2011年10月6日星期四

How to Invest in the Booming Chinese Wine Industry







With a population of 1.3 billion, China is the largest potential market for wine in the world. At the moment, the Chinese don't drink a lot of wine—about.5 liters annually per capita, as opposed to 55 liters in France. But that's changing fast: the yearly growth rate of Chinese wine consumption is about 15 percent. Worldwide, it's roughly 1 percent.



For a foreigner, taking the plunge and investing in a winery in China is not easy. Here are 12 tips from those who have done it.
Have Deep Pockets



Don’t expect cash flow from your new winery for at least six years. After planting the vines, it takes four years to get the first decent harvest, then a minimum of another year or two to produce the wine. During that time you are also building a winery.
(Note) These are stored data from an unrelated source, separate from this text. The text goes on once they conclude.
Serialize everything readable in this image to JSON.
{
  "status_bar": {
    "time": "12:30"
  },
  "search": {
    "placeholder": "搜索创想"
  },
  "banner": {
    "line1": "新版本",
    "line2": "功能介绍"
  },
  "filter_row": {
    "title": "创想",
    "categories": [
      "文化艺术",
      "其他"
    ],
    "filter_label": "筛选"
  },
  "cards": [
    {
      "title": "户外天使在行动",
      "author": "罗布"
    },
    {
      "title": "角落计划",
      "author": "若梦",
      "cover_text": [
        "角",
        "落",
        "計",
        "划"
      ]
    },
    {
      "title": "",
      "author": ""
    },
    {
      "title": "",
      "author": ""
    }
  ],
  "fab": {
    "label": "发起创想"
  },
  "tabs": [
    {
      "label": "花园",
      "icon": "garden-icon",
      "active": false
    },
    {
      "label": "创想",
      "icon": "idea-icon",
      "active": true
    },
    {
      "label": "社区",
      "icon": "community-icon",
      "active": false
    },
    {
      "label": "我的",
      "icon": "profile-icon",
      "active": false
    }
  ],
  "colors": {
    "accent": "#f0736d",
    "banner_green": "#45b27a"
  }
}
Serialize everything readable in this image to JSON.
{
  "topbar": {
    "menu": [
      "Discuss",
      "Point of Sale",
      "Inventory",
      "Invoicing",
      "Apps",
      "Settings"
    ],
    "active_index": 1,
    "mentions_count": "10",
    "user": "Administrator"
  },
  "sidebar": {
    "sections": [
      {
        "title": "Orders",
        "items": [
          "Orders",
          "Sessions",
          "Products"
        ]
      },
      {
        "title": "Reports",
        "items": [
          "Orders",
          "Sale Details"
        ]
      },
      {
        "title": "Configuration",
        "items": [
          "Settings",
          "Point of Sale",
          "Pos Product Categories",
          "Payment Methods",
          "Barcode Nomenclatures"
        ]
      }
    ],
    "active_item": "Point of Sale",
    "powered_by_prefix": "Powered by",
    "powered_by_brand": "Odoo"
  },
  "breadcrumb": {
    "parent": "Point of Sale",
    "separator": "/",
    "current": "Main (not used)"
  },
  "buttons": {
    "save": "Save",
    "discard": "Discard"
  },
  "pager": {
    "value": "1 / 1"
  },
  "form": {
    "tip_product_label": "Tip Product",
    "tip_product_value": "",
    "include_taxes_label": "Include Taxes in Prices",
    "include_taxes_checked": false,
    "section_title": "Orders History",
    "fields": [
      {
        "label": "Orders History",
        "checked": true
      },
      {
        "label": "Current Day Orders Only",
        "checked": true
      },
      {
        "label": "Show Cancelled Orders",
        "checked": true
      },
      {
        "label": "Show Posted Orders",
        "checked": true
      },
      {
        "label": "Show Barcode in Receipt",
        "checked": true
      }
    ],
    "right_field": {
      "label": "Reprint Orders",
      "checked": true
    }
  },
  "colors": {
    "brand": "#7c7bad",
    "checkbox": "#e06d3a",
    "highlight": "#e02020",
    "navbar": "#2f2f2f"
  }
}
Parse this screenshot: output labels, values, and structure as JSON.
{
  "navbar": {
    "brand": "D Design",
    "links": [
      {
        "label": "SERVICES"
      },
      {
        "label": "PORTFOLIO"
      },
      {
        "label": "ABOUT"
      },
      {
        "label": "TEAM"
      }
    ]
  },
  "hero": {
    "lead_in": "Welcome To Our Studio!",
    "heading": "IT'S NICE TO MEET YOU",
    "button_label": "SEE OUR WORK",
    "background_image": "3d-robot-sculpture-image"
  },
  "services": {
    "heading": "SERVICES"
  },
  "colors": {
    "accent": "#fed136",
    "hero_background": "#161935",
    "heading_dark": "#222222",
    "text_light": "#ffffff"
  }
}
Investing in an existing operation—including updating equipment, refining the wine-making process or expanding production—is likely to be more limited in scope and cost.
Know the Wine-Making Process


If all you know about wine is how to drink it, start reading books, Google “enology” and “viticulture,” get familiar with details like trellising methods and fermenting techniques.


Then visit with winery owners to understand the big picture of vineyards and wine-making. You don’t have to know as much as your winemaker, but you have to know the fundamentals.